To me that's "ministry." It's really just life: treating the people around you like family. It means making sure your friends know they're your friends, no matter how crazy they turn out to be (and hoping that commitment works both ways).

So, for those who live near me - those people in my life on an almost daily basis - if you're still reading this far into the post, take this as an invitation to be as real as you want to be (or even more real than that). I need people in my life to talk about big things with - life and love and pain and fear and God and depression and whatever - and I'm not always the best at starting conversations.

I'd love to have regular (not necessarily scheduled) time to sit down and talk with people who want to talk about real things, important things. I need that to stay sane. I really do.

I also need people who like playing RISK or Trivial Pursuit or all those other games that take hours to play and normal people despise. And people who are equally excited about the World Cup or the Winter Olympics or any of the other odd sports I happen to like. And just for the record, those don't all have to be the same people.
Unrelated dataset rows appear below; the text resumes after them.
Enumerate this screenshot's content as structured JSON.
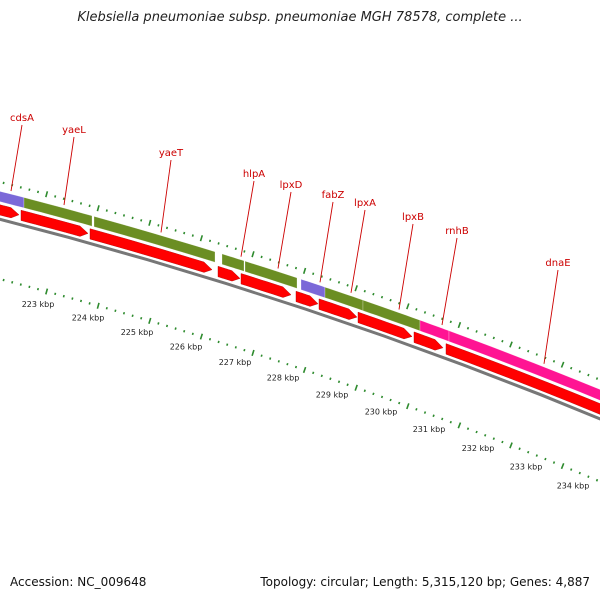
{
  "title": "Klebsiella pneumoniae subsp. pneumoniae MGH 78578, complete ...",
  "footer": {
    "accession": "Accession: NC_009648",
    "summary": "Topology: circular; Length: 5,315,120 bp; Genes: 4,887"
  },
  "colors": {
    "gene_label": "#cc0000",
    "cds": "#ff0000",
    "lavender": "#7b68d8",
    "olive": "#6b8e23",
    "magenta": "#ff1493",
    "backbone": "#777777",
    "ruler": "#2e8b2e"
  },
  "gene_labels": [
    "cdsA",
    "yaeL",
    "yaeT",
    "hlpA",
    "lpxD",
    "fabZ",
    "lpxA",
    "lpxB",
    "rnhB",
    "dnaE"
  ],
  "kbp_labels": [
    "223 kbp",
    "224 kbp",
    "225 kbp",
    "226 kbp",
    "227 kbp",
    "228 kbp",
    "229 kbp",
    "230 kbp",
    "231 kbp",
    "232 kbp",
    "233 kbp",
    "234 kbp"
  ]
}
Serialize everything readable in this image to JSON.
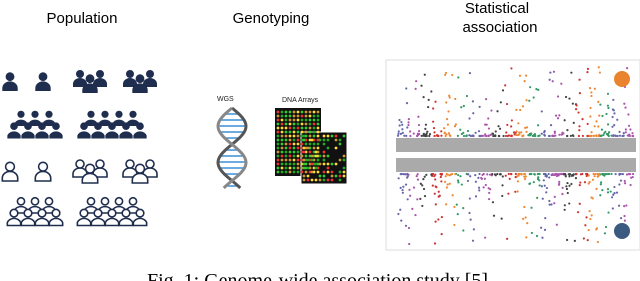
{
  "panels": [
    {
      "title": "Population"
    },
    {
      "title": "Genotyping",
      "labels": [
        "WGS",
        "DNA Arrays"
      ]
    },
    {
      "title_lines": [
        "Statistical",
        "association"
      ]
    }
  ],
  "caption": "Fig. 1: Genome-wide association study [5]."
}
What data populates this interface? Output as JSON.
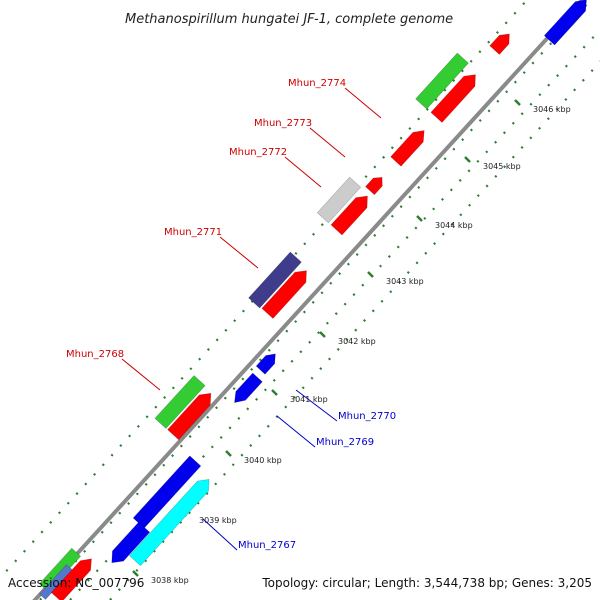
{
  "map_title": "Methanospirillum hungatei JF-1, complete genome",
  "footer": {
    "accession": "Accession: NC_007796",
    "summary": "Topology: circular; Length: 3,544,738 bp; Genes: 3,205"
  },
  "colors": {
    "backbone": "#8a8a8a",
    "tick": "#2f7d32",
    "label_red": "#cc0000",
    "label_blue": "#0000cc",
    "gene_red": "#ff0000",
    "gene_green": "#33cc33",
    "gene_blue": "#0000ee",
    "gene_cyan": "#00ffff",
    "gene_gray": "#cccccc",
    "gene_purple": "#3f3c8c",
    "gene_steel": "#5577cc"
  },
  "kbp_marks": [
    {
      "text": "3038 kbp"
    },
    {
      "text": "3039 kbp"
    },
    {
      "text": "3040 kbp"
    },
    {
      "text": "3041 kbp"
    },
    {
      "text": "3042 kbp"
    },
    {
      "text": "3043 kbp"
    },
    {
      "text": "3044 kbp"
    },
    {
      "text": "3045 kbp"
    },
    {
      "text": "3046 kbp"
    }
  ],
  "genes": [
    {
      "label": "Mhun_2774",
      "color": "green"
    },
    {
      "label": "Mhun_2773",
      "color": "red"
    },
    {
      "label": "Mhun_2772",
      "color": "gray"
    },
    {
      "label": "Mhun_2771",
      "color": "purple"
    },
    {
      "label": "Mhun_2768",
      "color": "green"
    },
    {
      "label": "Mhun_2770",
      "color": "blue"
    },
    {
      "label": "Mhun_2769",
      "color": "blue"
    },
    {
      "label": "Mhun_2767",
      "color": "cyan"
    }
  ]
}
Above all I need people who will prioritize relationship - see me as me and not a conglomeration of my actions, thoughts, and ideas. I'll do my absolute best to do the same for you.

2 comments:

Schusfuster said...

Yup. Let me know when you figure that out.

Unknown said...

Ryan, this is an amazing compilation of ones challenges, more over a genuine appeal to the core of what Christ calls us to be. Your honesty is refreshing. The sum of all the advancements I have made in live are, in retrospect, the risks I've been willing to take. I think can be said of things personal and professional. I have, in the short time I was around you, recognized you to be exceptionally bright and, this blog adds a new perspective to my observation. You are sensitive and honest, which are good qualities. Great blog.